Red flags: Stay away from companies that do any of the following:

  • Refuse to send you information without first obtaining details about your situation.
  • Pressure you or give you a deadline for returning an application.
  • Ask you to make an up-front "contribution" based on the amount of your debt.
  • Promise to "repair" your credit -- and charge you fees for it.

Background Check: Check with your state Attorney General's office, local consumer protection agency, and the Better Business Bureau ( offsite link) to find out if consumers have filed complaints about the counselor you are considering.

Questions: Once you have located a reputable counseling agency you think you might want to work with, ask about:

  • Fees --
    • What are their fees?
    • What are the fees based on?
    • When do you pay them?
  • Services --
    • What services does the company offer?
    • Do they have educational materials?
    • Are they online?
  • Funding --
    • How is the company funded?
    • Is the service a non-profit organization? (A company's non-profit tax status doesn't guarantee its legitimacy, or necessarily mean lower fees)
  • Counselors --
    • What are their counselors' qualifications?
    • Are the counselors accredited or certified? If not, how are they trained?
  • Confidentiality --
    • What procedures do they have to ensure that your personal information remains confidential?
    • Can the service give you any confidentiality procedures in writing?

What Is A Debt Repayment Plan?

Credit counselors often will work out debt repayment plans with your creditors. Under these plans, your creditors usually agree:

  • To reduce the rate of interest.
  • To waive or reduce penalties.
  • To permit you to repay your debt according to a payment schedule which the counselor develops with your input. You deposit money each month with the credit-counseling agency. The agency then pays your creditors.

To stay in the plan, you can't use any of the credit cards that you put into the plan. If you have a credit card on which you can afford to make the payments as they currently exist, consider keeping it out of the plan. This will help you maintain your credit rating and give you access to funds in an emergency.

If you have more than one card that you could keep out of the plan, pick the one that has or on which you can get credit insurance.

Debt repayment plans could worsen your credit rating. Creditors might report your account as being in financial counseling. Also, any payments you missed or made late less than seven years ago will remain in your file-even after you've started the plan.
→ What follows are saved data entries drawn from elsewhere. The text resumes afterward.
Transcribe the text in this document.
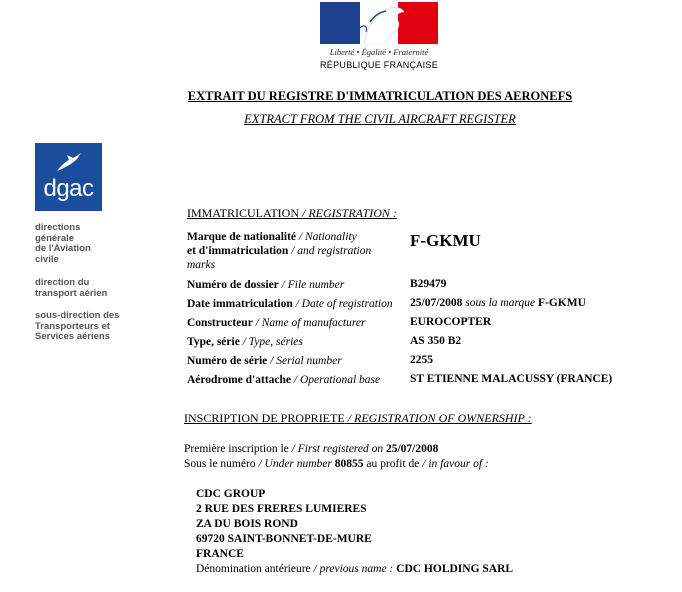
Liberté • Égalité • Fraternité
RÉPUBLIQUE FRANÇAISE
EXTRAIT DU REGISTRE D'IMMATRICULATION DES AERONEFS
EXTRACT FROM THE CIVIL AIRCRAFT REGISTER
dgac
directions
générale
de l'Aviation
civile
direction du
transport aérien
sous-direction des
Transporteurs et
Services aériens
IMMATRICULATION / REGISTRATION :
Marque de nationalité / Nationality
et d'immatriculation / and registration
marks
F-GKMU
Numéro de dossier / File number	B29479
Date immatriculation / Date of registration 25/07/2008 sous la marque F-GKMU
Constructeur / Name of manufacturer	EUROCOPTER
Type, série / Type, séries	AS 350 B2
Numéro de série / Serial number	2255
Aérodrome d'attache / Operational base	ST ETIENNE MALACUSSY (FRANCE)
INSCRIPTION DE PROPRIETE / REGISTRATION OF OWNERSHIP :
Première inscription le / First registered on 25/07/2008
Sous le numéro / Under number 80855 au profit de / in favour of :
CDC GROUP
2 RUE DES FRERES LUMIERES
ZA DU BOIS ROND
69720 SAINT-BONNET-DE-MURE
FRANCE
Dénomination antérieure / previous name : CDC HOLDING SARL
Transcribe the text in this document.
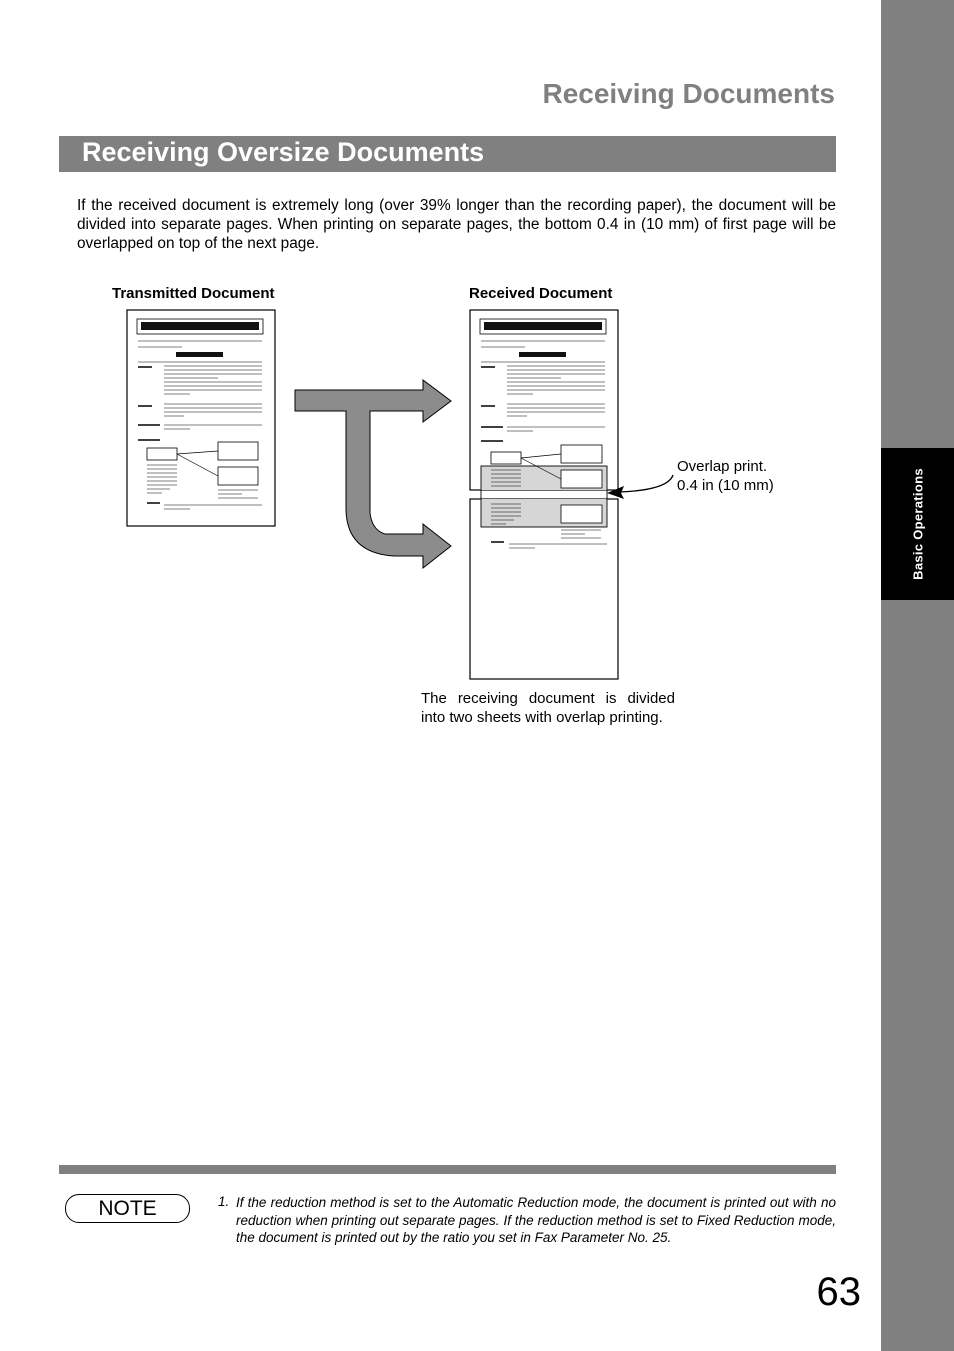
Basic Operations
Receiving Documents
Receiving Oversize Documents

If the received document is extremely long (over 39% longer than the recording paper), the document will be divided into separate pages. When printing on separate pages, the bottom 0.4 in (10 mm) of first page will be overlapped on top of the next page.

Transmitted Document	Received Document
Overlap print.
0.4 in (10 mm)

The receiving document is divided into two sheets with overlap printing.

NOTE	1. If the reduction method is set to the Automatic Reduction mode, the document is printed out with no reduction when printing out separate pages. If the reduction method is set to Fixed Reduction mode, the document is printed out by the ratio you set in Fax Parameter No. 25.

63
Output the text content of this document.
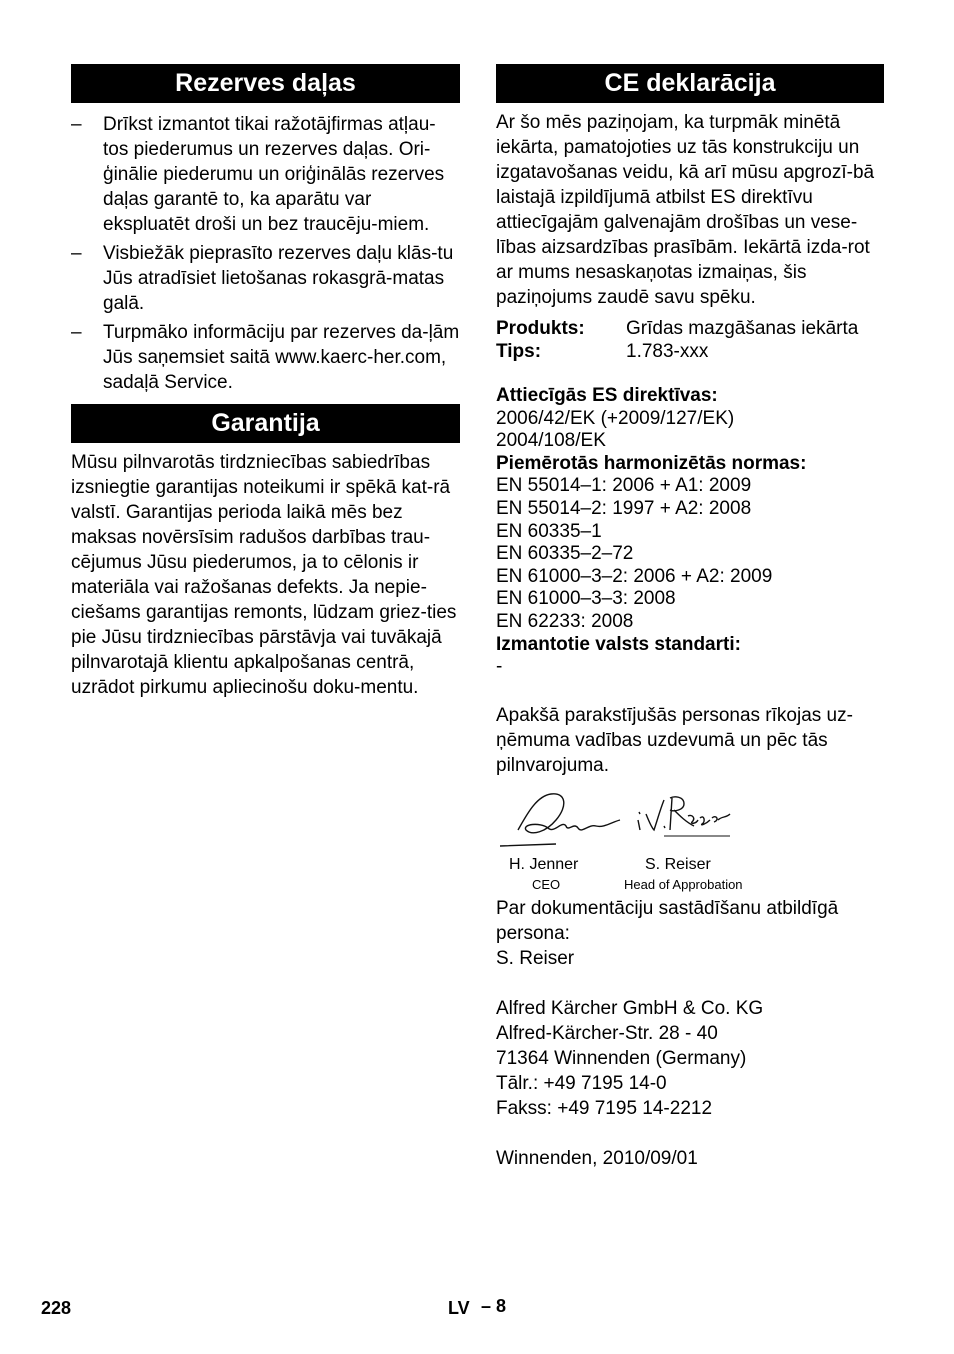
Rezerves daļas
– Drīkst izmantot tikai ražotājfirmas atļau-tos piederumus un rezerves daļas. Ori-ģinālie piederumu un oriģinālās rezerves daļas garantē to, ka aparātu var ekspluatēt droši un bez traucēju-miem.
– Visbiežāk pieprasīto rezerves daļu klās-tu Jūs atradīsiet lietošanas rokasgrā-matas galā.
– Turpmāko informāciju par rezerves da-ļām Jūs saņemsiet saitā www.kaerc-her.com, sadaļā Service.
Garantija

Mūsu pilnvarotās tirdzniecības sabiedrības izsniegtie garantijas noteikumi ir spēkā kat-rā valstī. Garantijas perioda laikā mēs bez maksas novērsīsim radušos darbības trau-cējumus Jūsu piederumos, ja to cēlonis ir materiāla vai ražošanas defekts. Ja nepie-ciešams garantijas remonts, lūdzam griez-ties pie Jūsu tirdzniecības pārstāvja vai tuvākajā pilnvarotajā klientu apkalpošanas centrā, uzrādot pirkumu apliecinošu doku-mentu.

CE deklarācija

Ar šo mēs paziņojam, ka turpmāk minētā iekārta, pamatojoties uz tās konstrukciju un izgatavošanas veidu, kā arī mūsu apgrozī-bā laistajā izpildījumā atbilst ES direktīvu attiecīgajām galvenajām drošības un vese-lības aizsardzības prasībām. Iekārtā izda-rot ar mums nesaskaņotas izmaiņas, šis paziņojums zaudē savu spēku.

Produkts:	Grīdas mazgāšanas iekārta
Tips:	1.783-xxx
Attiecīgās ES direktīvas:
2006/42/EK (+2009/127/EK)
2004/108/EK
Piemērotās harmonizētās normas:
EN 55014–1: 2006 + A1: 2009
EN 55014–2: 1997 + A2: 2008
EN 60335–1
EN 60335–2–72
EN 61000–3–2: 2006 + A2: 2009
EN 61000–3–3: 2008
EN 62233: 2008
Izmantotie valsts standarti:
-

Apakšā parakstījušās personas rīkojas uz-ņēmuma vadības uzdevumā un pēc tās pilnvarojuma.

H. Jenner
CEO
S. Reiser
Head of Approbation

Par dokumentāciju sastādīšanu atbildīgā persona:

S. Reiser

Alfred Kärcher GmbH & Co. KG

Alfred-Kärcher-Str. 28 - 40

71364 Winnenden (Germany)

Tālr.: +49 7195 14-0

Fakss: +49 7195 14-2212

Winnenden, 2010/09/01

228	LV – 8
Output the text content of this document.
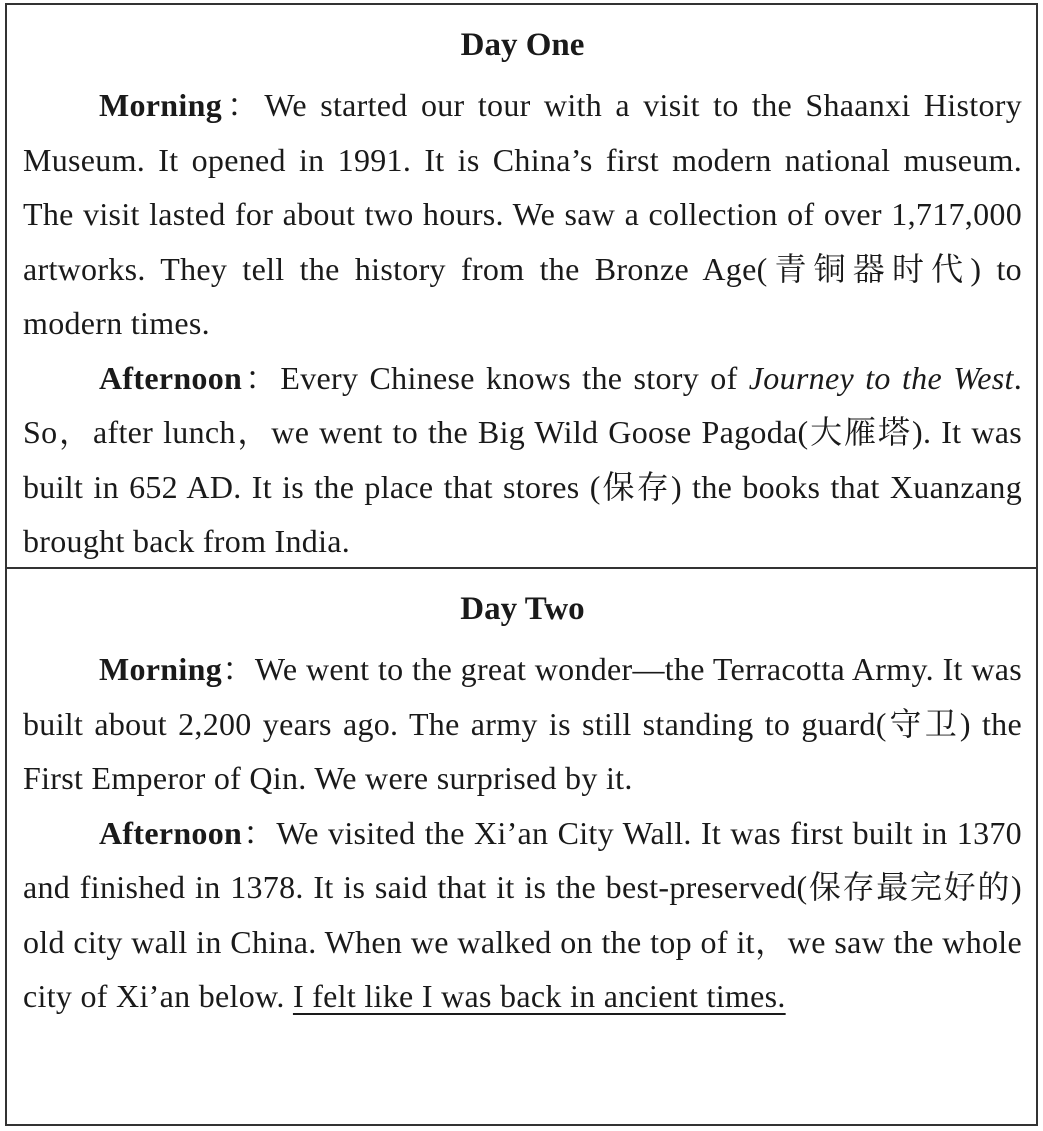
Day One

Morning：We started our tour with a visit to the Shaanxi History Museum. It opened in 1991. It is China’s first modern national museum. The visit lasted for about two hours. We saw a collection of over 1,717,000 artworks. They tell the history from the Bronze Age(青铜器时代) to modern times.

Afternoon：Every Chinese knows the story of Journey to the West. So，after lunch，we went to the Big Wild Goose Pagoda(大雁塔). It was built in 652 AD. It is the place that stores (保存) the books that Xuanzang brought back from India.

Day Two

Morning：We went to the great wonder—the Terracotta Army. It was built about 2,200 years ago. The army is still standing to guard(守卫) the First Emperor of Qin. We were surprised by it.

Afternoon：We visited the Xi’an City Wall. It was first built in 1370 and finished in 1378. It is said that it is the best-preserved(保存最完好的) old city wall in China. When we walked on the top of it，we saw the whole city of Xi’an below. I felt like I was back in ancient times.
In addition to being paid by the creditors, some agencies charge you for developing and managing the plan. The fee will often be payable monthly, based on the number of creditors in the plan. This cost might be more than offset by the lower interest rates and removal of late or over-the-limit fees that the agencies may be able to negotiate. However, keep in mind that there are agencies which don't charge for this service.

What Is A Credit-Repair Company?

Credit repair companies claim that they can erase bad credit or help you to establish a new "credit identity." There is no company that can legally do anything more than you can do on your own about erasing a report of bad debt. NO company can legally give you a new credit history.

In reality, these companies will likely try to "help" you by:

  • Convincing you to apply for bankruptcy, which may not be right for you but can earn them fees.
  • Helping you establish an IRS Employer Identification Number under false pretenses.
  • Questioning the items on your credit report -- something that you can do yourself for free and which, if anything at all, may result in an only temporary withdrawal of negative entries from your report. See Credit Scores.

Instead of a credit repair companies, try a reputable, no-fee to you, credit counseling service.